The Islamic State militants who kidnapped nine employees of a Qormi-based oil company last week let one man free but it was not clear whether reports of mass beheadings were true, Foreign Affairs Minister George Vella said yesterday.

“The information we have at the moment is very sketchy. All we know for a fact is that one of the workers was a Libyan and the militants told him ‘you just run off and don’t come back’ but they took the others,” he said.

Dr Vella was commenting on news reports that nine employees of a Maltese-registered oil services firm had been kidnapped by Libyan militants allied to IS.

The workers, from Austria, the Czech Republic, the Philippines, Bangladesh and an unspecified African country, were abducted on Friday from the al-Ghani oilfield near the town of Zalla, 750 kilometres southeast of the capital, Tripoli. Dr Vella said “nothing much” was known about the nine employees, other than they were not Maltese and that he had been in touch with the Austrian Embassy to discuss developments.

He referred to reports that eight guards at the oil field had been beheaded on site.

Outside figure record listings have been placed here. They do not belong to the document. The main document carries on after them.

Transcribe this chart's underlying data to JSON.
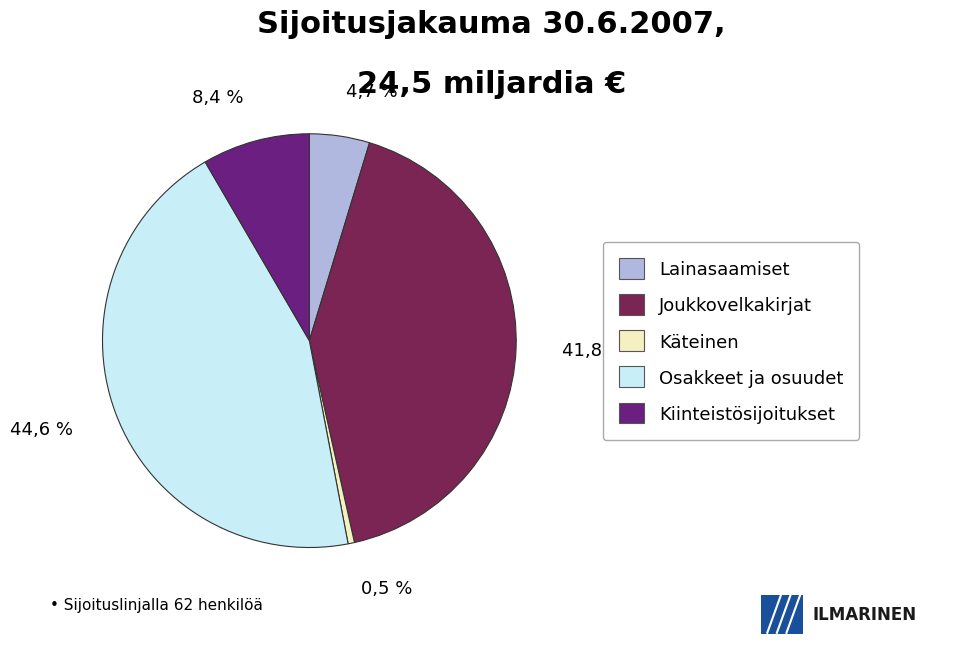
{
  "title_line1": "Sijoitusjakauma 30.6.2007,",
  "title_line2": "24,5 miljardia €",
  "slices": [
    4.7,
    41.8,
    0.5,
    44.6,
    8.4
  ],
  "labels": [
    "Lainasaamiset",
    "Joukkovelkakirjat",
    "Käteinen",
    "Osakkeet ja osuudet",
    "Kiinteistösijoitukset"
  ],
  "colors": [
    "#b0b8e0",
    "#7b2555",
    "#f5f0c0",
    "#c8eff8",
    "#6b1f80"
  ],
  "pct_labels": [
    "4,7 %",
    "41,8 %",
    "0,5 %",
    "44,6 %",
    "8,4 %"
  ],
  "footer": "• Sijoituslinjalla 62 henkilöä",
  "background_color": "#ffffff",
  "title_fontsize": 22,
  "label_fontsize": 13,
  "legend_fontsize": 13,
  "ilmarinen_text": "ILMARINEN",
  "ilmarinen_color": "#1a1a1a",
  "logo_box_color": "#1a4f9c"
}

All we know for a fact is that one of the workers was a Libyan and the militants told him ‘you just run off and don’t come back’ but they took the others

A spokesman for the armed forces associated with the internationally-recognised government of Tobruk said on Monday one employee had died of a heart attack shortly after witnessing the brutal beheadings. Dr Vella said that though he had heard of the claims he could not verify them. He was speaking to Times of Malta on the sidelines of a meeting with Turkish Foreign Minister Mevlut Cavusoglu, who was in Malta to sign an agreement for diplomatic studies exchanges between the two countries.

During the meeting, Mr Cavusoglu denied claims that Istanbul had supplied weapons to Libyan militias and that this was possibly done via Malta.

“These allegations are completely false. Turkey is for a ceasefire in Libya, why would we supply weapons if we are supporting an end to violence in Libya?” he asked.

He was reacting to media reports last month that Libya’s internationally-recognised Prime Minister, Abdullah al-Thinni, would stop dealing with Turkey as it was sending weapons to a rival group in Tripoli so “the Libyan people could kill each other”.

Mr Cavusoglu described the claims as “libellous” and said they originated from Egypt and the United Arab Emirates, both of which, he noted, had their own reasons for propounding such falsehoods.